In Roe gardens is a monolith dedicated to the Aboriginal and Torres Strait Islander people who have served since the Boer War. Many lost their lives doing so. There is wall for sitting on and an arbour roof shaped like a gum leaf.
The garden is named after Western Australia's first surveyor-general, John Septimus Roe.
Come here at night to see the lights of Perth.
I think the 620metre long Federation Walkway is a MUST DO
The walkway is located near Two Rivers Lookout near the Fraser Avenue roundabout.
It begins at ground level, then gradually goes higher and higher until your up amongst the tree tops, eyeballing ferns and other plants that grow on some trees and getting to see the tall straight trees that grow in Western Australia. I was impressed with this arched bridge with its glass walls from where I could clearly see the forest floor. I stopped and enjoyed the views of the Canning & Swan Rivers, Perth and the Swan Brewery, I looked down and found nice Aborignal artwork along the walkway, done by the local Indigenous people. Do read the interpretive signs along the way as you never know what you may see and want to know its name. A couple beckoned for me to come over as they had spotted a pair of Tawny Frogmouth owls in the tree. The photo isn't the best because they are grey and blend in well with the tree.
Once your at the top, the walkway descends to an amphitheatre where traditional performances are held during the Kings Park Festival. From here, a decision has to be made whether to turn left to continue through the Botanic Garden, or turn right to return to the Water Garden and Banksia Garden.
GOOD NEWS - IT IS WHEEL CHAIR ACCESSIBLE!
Entry is free but a gold coin donation to the Friends of Kings Park is appreciated.
OPEN DAILY 9 - 5PM
I made my way back from the Federation walkway via the Water garden. The pathway at the water garden has 53 brass plaques embedded in it, recognized the contribution women's groups have made to Western Australia.
Water gardens I always find peaceful, this one was no exception. In 1999 to mark the centenary of Women's Suffrage in Western Australia, the garden was remodelled to create the Darling Range creek complete with massive granite boulders.
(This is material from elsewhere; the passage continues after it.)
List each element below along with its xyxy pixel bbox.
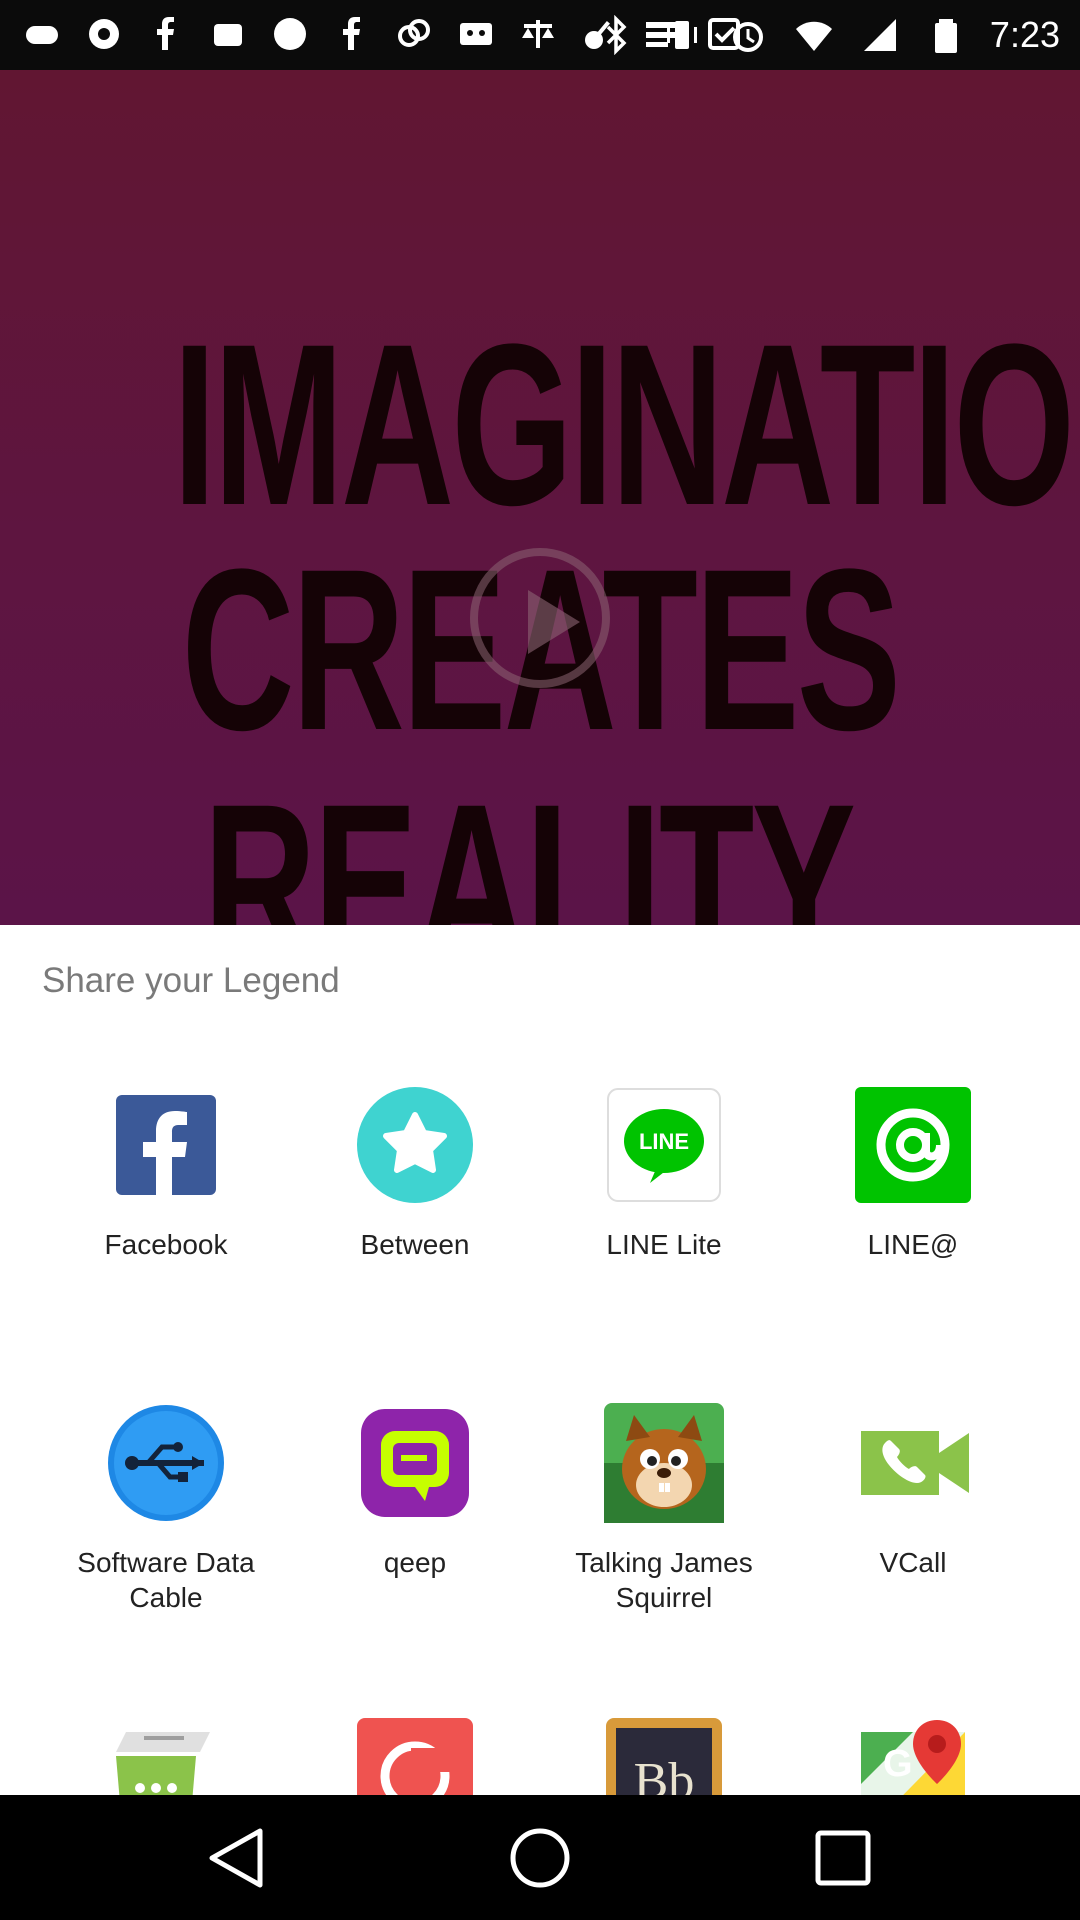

It was nice there was a footbridge in the centre from where I could stand and enjoy the peacefulness of this area. Swamp paperbarks which love wet areas were growing well, as were the Irises and sedges. To add to the beauty of this area, are sculptures symbolizing life, growth, strength of heart, renewal and leadership.
In the middle of the lake, is the stunning Pioneer Women's Memorial. Do hang around a little bit, as the fountain goes through a few different sequences.
If you want to see Kangaroo Paws, then you must come here! Once again, I grow these at home quite well and thought I had quite a few varieties, what I didn't know, was there were many more including a black Kangaroo Paw! This one hadn't opened properly, so I still haven't really seen it. I did see many other impressive colours that I really loved.
I grow Banksias too, so this was another interesting garden for me. Altogether, there are 76 species, 62 are only found in Western Australia. The display garden is really good and I was lucky enough to find a lot of them in flower. Some Banksias flower at ground level, quite unusual!
The Banksia garden has some beautiful artwork created by Philippa O'Brien. On marble, she created five species which grow in the Kings Park bushland - The acorn, bull, holly-leaved, narrow-leaved and Menzies' banksia, whilst the second pavement shows the prostrate banksias. These were lovely and so well done! The seats are made of firewood banksia timber, each has a wrought-iron back with a pattern of the zig-zag leaves of the bull banksia.